Kurzzeitpflegeplätze im Landkreis rar

Wiltrud Bolien von der Pflegeplanung des Landkreises wies auf den konkreten Bedarf an zusätzlichen Kurzzeitpflegeplätzen hin. „Kurzzeitpflege ist ein wichtiges Instrument, um beispielsweise nach einem Krankenhausaufenthalt die Zeit zu überbrücken, bis für pflegebedürftige Menschen die häusliche Pflege organisiert ist. Kurzzeitpflege hilft daher eine dauerhafte stationäre Versorgung zu vermeiden.“ Die Kreispflegeplanung prognostiziere, dass bis 2025 eine deutliche Unterdeckung in diesem Bereich besteht. Bolien rief daher die Einrichtungsträger dazu auf, zusätzliche Plätze bereitzustellen. Eine Lösungsmöglichkeit sei, eine eigenständige Kurzzeitpflegeeinrichtung im Landkreis zu betreiben.
Eine Zwischenlösung für das Problem bot Achim Lange, Sachgebietsleiter der Heimaufsicht, an. Die landesrechtlichen Vorschriften sehen vor, dass neue und auch bestehende Pflegeheime zukünftig nur Einzelzimmer anbieten. Lange kündigte an, im Einzelfall bestehenden Heimen im Rahmen einer Übergangsfrist auch weiterhin Doppelzimmer zu genehmigen, sofern diese für Kurzzeitpflege zur Verfügung stünden. „Die Landesheimbauverordnung bietet die Möglichkeit, in Sonderfällen übergangsweise Ausnahmen zu genehmigen. Von dieser Möglichkeit werden wir Gebrauch machen, wenn es die Versorgungssituation entspannt“, so Lange. Teilnehmerinnen und Teilnehmer der Heimkonferenz sahen auch den Bundesgesetzgeber in der Pflicht, die finanziellen Rahmenbedingungen für die Schaffung von Kurzzeitpflegeplätzen zu verbessern. Lothar Riebsamen machte deutlich, dieses Thema in Berlin weiterhin mit Nachdruck zu verfolgen.

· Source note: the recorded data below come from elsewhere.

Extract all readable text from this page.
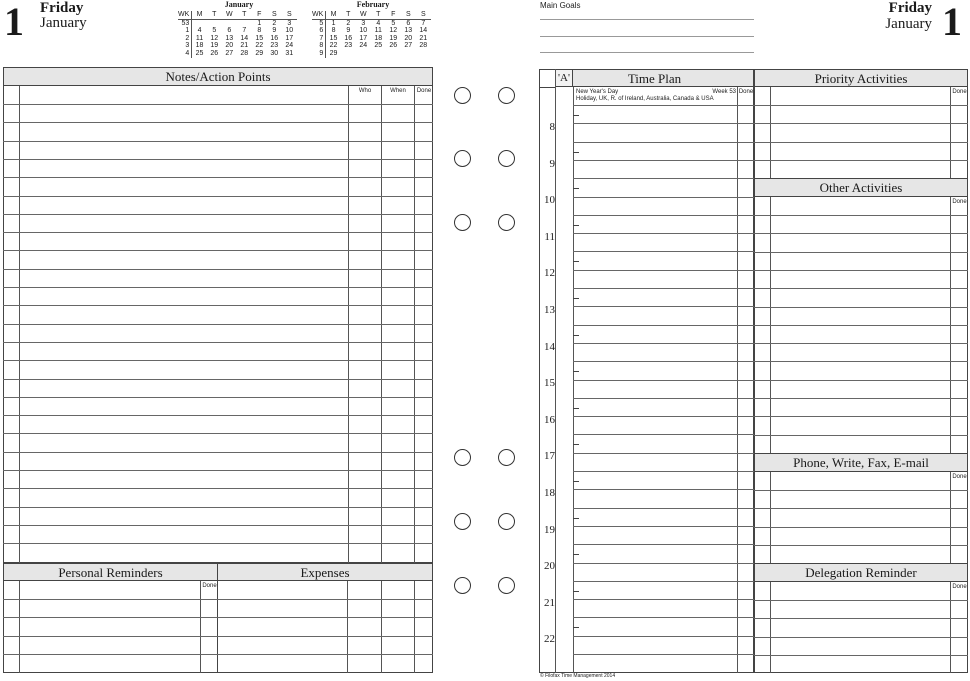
1 Friday
January
January
WK	M	T	W	T	F	S	S
53					1	2	3
1	4	5	6	7	8	9	10
2	11	12	13	14	15	16	17
3	18	19	20	21	22	23	24
4	25	26	27	28	29	30	31
February
WK	M	T	W	T	F	S	S
5	1	2	3	4	5	6	7
6	8	9	10	11	12	13	14
7	15	16	17	18	19	20	21
8	22	23	24	25	26	27	28
9	29						
Notes/Action Points
Who	When	Done
Personal Reminders
Done
Expenses
Main Goals	Friday
January 1
Time Plan
'A'
New Year's Day	Week 53 Done
Holiday, UK, R. of Ireland, Australia, Canada & USA
8
9
10
11
12
13
14
15
16
17
18
19
20
21
22
Priority Activities
Done
Other Activities
Done
Phone, Write, Fax, E-mail
Done
Delegation Reminder
Done
© Filofax Time Management 2014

Palliativversorgung als zukünftiges Handlungsfeld


Unter dem Motto „Palliativversorgung ist mehr als Sterbebegleitung“ stellte Angela Gotzmer-Groß vom Gesundheitsamt ihren Vortrag zur Palliativversorgung im Bodenseekreis vor. Mit Unterstützung von Dr. Michael B. Mussler (MVZ am Klinikum Friedrichshafen) und Dr. Detlev Jäger (Klinikum Friedrichshafen) erläuterte sie die ethischen Grundprinzipien der Palliativversorgung und wesentliche Handlungsfelder. Die Teilnehmerinnen und Teilnehmer bewegte besonders die Frage, wie man sicherstellt, dass der Patientenwille von Palliativpatienten in Heimen auch in einem akuten medizinischen Notfall berücksichtigt werden kann. Eine reibungslose Kommunikation zwischen Pflegefachkräften, begleitenden Hausärzten und Notfallmedizinern und ein Gespür für die ethischen Implikationen seien hierfür nötig, so der Tenor der Diskussion. Daher wird es für die Heime zukünftig im Landkreis ein Fortbildungsangebot zur Palliativversorgung geben.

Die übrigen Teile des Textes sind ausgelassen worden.